Question 3 True / False
MHC class I molecules display peptides derived from proteins synthesized inside the cell, allowing the immune system to detect viral infection or cancer even without any extracellular pathogen.
TTrue
FFalse
Answer: True
This is the fundamental purpose of MHC class I. Cells continuously degrade their own proteins via the proteasome (including viral proteins if infected, or mutant proteins if cancerous), and the resulting peptides are loaded onto MHC-I in the endoplasmic reticulum. The MHC-I–peptide complex is then displayed on the cell surface as a 'status report' of the cell's interior. CD8+ T cells patrol these displays; any foreign peptide triggers killing. This is how the immune system detects intracellular threats that antibodies and extracellular receptors cannot see.
Question 4 True / False
MHC polymorphism — the existence of thousands of HLA alleles in the human population — is a disadvantage for organ transplantation but serves no broader protective function for the species.
TTrue
FFalse
Answer: False
MHC polymorphism serves a critical population-level function: each allelic variant has a different peptide-binding groove, meaning different alleles present different subsets of pathogen-derived peptides. A pathogen that evolves peptides that escape one person's MHC alleles will still be presented by someone else's different alleles. This diversity ensures that no single pathogen strain can simultaneously evade immune recognition in the entire population. The transplantation problem is a side-effect of this adaptive diversity — donor MHC molecules look 'foreign' to the recipient's T cells, triggering rejection.
Question 5 Short Answer
Why does it make biological sense for MHC class I to be expressed on all nucleated cells rather than only on dedicated immune cells?

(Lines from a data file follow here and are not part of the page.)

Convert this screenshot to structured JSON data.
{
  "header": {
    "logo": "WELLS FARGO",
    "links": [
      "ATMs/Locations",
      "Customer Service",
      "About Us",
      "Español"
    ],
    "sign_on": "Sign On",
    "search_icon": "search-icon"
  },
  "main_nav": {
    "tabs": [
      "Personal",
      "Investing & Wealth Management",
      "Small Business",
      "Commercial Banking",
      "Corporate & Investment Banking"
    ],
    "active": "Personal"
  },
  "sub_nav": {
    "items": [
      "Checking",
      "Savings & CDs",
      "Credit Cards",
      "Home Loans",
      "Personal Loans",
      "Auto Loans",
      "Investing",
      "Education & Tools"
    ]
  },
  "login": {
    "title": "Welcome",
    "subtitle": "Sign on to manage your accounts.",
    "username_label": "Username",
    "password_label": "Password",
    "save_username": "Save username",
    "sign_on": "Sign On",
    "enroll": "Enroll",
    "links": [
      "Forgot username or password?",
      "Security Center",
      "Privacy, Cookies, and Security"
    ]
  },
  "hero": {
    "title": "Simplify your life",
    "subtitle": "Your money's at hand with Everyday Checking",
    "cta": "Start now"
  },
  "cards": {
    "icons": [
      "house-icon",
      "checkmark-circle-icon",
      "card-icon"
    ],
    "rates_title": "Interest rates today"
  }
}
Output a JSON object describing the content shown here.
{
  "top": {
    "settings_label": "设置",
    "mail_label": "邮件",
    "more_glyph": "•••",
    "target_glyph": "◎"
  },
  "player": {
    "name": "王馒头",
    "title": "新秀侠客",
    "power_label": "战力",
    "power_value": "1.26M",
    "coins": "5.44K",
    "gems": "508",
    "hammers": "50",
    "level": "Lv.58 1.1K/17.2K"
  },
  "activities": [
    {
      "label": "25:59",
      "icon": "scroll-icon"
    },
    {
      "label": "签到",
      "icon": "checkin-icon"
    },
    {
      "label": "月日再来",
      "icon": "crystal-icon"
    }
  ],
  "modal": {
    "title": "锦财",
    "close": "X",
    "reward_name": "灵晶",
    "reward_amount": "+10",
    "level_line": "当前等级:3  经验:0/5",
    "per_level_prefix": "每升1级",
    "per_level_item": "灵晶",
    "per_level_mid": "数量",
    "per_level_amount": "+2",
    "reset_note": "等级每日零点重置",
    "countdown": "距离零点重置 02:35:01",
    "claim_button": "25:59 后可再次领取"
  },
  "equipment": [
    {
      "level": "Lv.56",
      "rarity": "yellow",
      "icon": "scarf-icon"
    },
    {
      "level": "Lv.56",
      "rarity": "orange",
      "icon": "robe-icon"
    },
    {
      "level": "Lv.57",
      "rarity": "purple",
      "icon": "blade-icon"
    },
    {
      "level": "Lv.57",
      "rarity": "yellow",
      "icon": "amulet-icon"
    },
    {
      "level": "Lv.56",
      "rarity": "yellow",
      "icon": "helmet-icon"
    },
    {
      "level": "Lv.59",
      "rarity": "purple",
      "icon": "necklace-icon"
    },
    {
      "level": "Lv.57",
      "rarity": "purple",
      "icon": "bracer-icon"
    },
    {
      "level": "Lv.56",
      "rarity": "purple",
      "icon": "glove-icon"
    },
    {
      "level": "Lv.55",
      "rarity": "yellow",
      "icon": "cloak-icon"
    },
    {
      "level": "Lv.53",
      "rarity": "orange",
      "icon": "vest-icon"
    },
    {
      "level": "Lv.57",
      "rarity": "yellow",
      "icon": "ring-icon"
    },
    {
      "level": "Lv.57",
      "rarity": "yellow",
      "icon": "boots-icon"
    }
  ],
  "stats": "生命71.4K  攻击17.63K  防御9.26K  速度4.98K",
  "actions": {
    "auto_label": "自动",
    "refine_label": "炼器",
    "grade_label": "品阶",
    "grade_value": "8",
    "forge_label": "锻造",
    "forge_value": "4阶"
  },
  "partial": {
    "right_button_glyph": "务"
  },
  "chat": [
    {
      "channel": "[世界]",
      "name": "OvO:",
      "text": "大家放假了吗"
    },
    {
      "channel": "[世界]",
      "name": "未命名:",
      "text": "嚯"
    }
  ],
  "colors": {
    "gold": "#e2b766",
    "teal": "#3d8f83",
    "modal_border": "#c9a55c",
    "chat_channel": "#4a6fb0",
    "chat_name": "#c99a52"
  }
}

Think about your answer, then reveal below.
Model answer: Viruses and cancer mutations can occur in any cell type in the body — not just immune cells. If only immune cells expressed MHC-I, a virus infecting a hepatocyte, lung cell, or neuron would be invisible to CD8+ T cells; the infected cell could replicate virus indefinitely with no way to signal distress. By expressing MHC-I on every nucleated cell, the immune system gains continuous surveillance coverage across all tissues. Every cell becomes its own sentinel, displaying a sample of its intracellular protein environment. This turns every cell into a potential target for cytotoxic T cells if it is infected or transformed — a much more robust surveillance system than restricting it to dedicated immune cells.
The universality of MHC-I expression reflects the scope of the threat it guards against: intracellular pathogens and malignant transformation can happen anywhere in the body. The cost is the self-tolerance machinery required to prevent CD8+ T cells from killing healthy cells displaying normal self-peptides — an elaborate system of thymic selection and peripheral tolerance that is precisely what breaks down in some autoimmune diseases.